Tuesday, November 16, 2004

The Headlines tell the illusion. 

The headlines in the New York Times yesterday tell the story of the media's complicit support of this war, and its support of the offensive against Falluja, specifically. Some of yesterday's headlines read like a diary of anything but reality: The headline "Raids in the Mosul Region Undermine Value of Victories" positively scream Orwellian doublthink.

First of all it assumes there was "value" in the "victory" in Falluja, and, it assumes there was a "victory" in Fallulja. Rational heads, even within the story, realize the "insurgents" moved on to different territories, and the only thing "won" was a largely empty, destroyed city. The headline begs this question: how can the value of a victory be undermined if it was never a victory to begin with? I suppose it all rests with how you define "victory". Contrary to Pentagon thinking heads, a victory does not mean a show of force. Drop all the bombs you want on Falluja, the insugency continues.

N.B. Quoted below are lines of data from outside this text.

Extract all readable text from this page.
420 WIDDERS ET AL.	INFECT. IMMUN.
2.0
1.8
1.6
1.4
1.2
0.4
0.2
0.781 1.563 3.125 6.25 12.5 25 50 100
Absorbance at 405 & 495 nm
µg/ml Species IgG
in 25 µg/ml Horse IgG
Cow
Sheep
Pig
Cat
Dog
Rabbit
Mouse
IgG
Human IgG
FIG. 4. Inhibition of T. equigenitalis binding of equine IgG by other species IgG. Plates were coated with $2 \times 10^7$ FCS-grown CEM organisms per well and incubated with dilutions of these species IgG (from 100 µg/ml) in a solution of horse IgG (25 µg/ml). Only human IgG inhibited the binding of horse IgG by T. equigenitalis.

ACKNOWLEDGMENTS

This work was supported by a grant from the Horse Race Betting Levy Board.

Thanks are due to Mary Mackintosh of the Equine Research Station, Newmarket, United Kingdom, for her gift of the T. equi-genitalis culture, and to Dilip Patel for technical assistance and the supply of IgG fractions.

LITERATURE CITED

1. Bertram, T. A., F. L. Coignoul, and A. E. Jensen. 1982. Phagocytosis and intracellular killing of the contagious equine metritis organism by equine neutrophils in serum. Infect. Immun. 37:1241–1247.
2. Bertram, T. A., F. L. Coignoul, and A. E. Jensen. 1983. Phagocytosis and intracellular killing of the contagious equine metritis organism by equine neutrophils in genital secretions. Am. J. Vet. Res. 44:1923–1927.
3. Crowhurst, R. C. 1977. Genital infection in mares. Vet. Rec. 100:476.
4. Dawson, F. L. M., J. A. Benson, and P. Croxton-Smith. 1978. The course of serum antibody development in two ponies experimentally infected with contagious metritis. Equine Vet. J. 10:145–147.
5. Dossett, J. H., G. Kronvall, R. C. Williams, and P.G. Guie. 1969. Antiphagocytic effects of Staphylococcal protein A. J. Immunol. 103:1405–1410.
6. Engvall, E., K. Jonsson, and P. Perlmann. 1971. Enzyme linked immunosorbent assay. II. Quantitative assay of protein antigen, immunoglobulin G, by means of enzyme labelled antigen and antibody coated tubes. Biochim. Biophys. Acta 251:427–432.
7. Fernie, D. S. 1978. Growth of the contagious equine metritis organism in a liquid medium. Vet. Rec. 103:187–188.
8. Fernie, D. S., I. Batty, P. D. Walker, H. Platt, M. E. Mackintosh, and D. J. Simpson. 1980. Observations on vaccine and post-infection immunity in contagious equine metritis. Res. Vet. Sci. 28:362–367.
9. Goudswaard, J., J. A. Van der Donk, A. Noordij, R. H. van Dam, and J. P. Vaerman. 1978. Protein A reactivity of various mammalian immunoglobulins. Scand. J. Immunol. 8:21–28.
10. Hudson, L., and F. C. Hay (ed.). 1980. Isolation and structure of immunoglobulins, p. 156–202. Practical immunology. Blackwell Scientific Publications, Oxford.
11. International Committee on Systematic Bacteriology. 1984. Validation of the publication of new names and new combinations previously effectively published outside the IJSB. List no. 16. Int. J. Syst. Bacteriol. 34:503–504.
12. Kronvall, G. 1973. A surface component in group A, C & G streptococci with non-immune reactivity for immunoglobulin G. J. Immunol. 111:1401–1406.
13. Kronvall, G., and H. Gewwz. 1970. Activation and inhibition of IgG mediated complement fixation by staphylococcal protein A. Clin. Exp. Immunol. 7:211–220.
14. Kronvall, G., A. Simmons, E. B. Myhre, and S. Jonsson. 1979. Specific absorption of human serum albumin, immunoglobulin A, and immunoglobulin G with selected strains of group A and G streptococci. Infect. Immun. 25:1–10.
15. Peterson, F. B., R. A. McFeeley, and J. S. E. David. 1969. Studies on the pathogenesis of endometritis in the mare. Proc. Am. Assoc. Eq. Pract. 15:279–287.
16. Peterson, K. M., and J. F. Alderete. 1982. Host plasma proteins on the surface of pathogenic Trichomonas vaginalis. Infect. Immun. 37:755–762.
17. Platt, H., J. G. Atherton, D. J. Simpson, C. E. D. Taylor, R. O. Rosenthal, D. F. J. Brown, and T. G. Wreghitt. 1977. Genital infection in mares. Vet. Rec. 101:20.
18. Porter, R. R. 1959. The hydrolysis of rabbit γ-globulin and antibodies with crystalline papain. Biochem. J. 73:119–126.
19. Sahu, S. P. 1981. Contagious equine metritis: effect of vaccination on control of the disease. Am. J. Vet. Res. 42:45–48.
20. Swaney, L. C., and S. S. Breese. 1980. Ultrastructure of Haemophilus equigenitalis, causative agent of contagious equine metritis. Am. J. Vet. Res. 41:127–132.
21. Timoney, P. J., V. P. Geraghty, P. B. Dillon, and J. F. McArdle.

There is this quote from the story, from an Iraqi man in Mosul:

A professor who was visiting from the United Arab Emirates, Momen Khalaf Othman, said his brother-in-law had been killed in a clash at the start of the uprising, and his family saw gunmen wandering the cemetery as they buried the body.
"What you hear isn't at all like what you see with your own eyes," he said. "I saw three bodies on the ground that no one had buried, and I noticed that one of those bodies had been half-eaten by dogs."

Let me repeat his words: "What you hear isn't at all like what you see with your own eyes". He is reciting a universal truth, and an aside that serves as a condemnation of the media blackout of this war. What you hear from the American press isn't at all like what you would see if you were in Iraq.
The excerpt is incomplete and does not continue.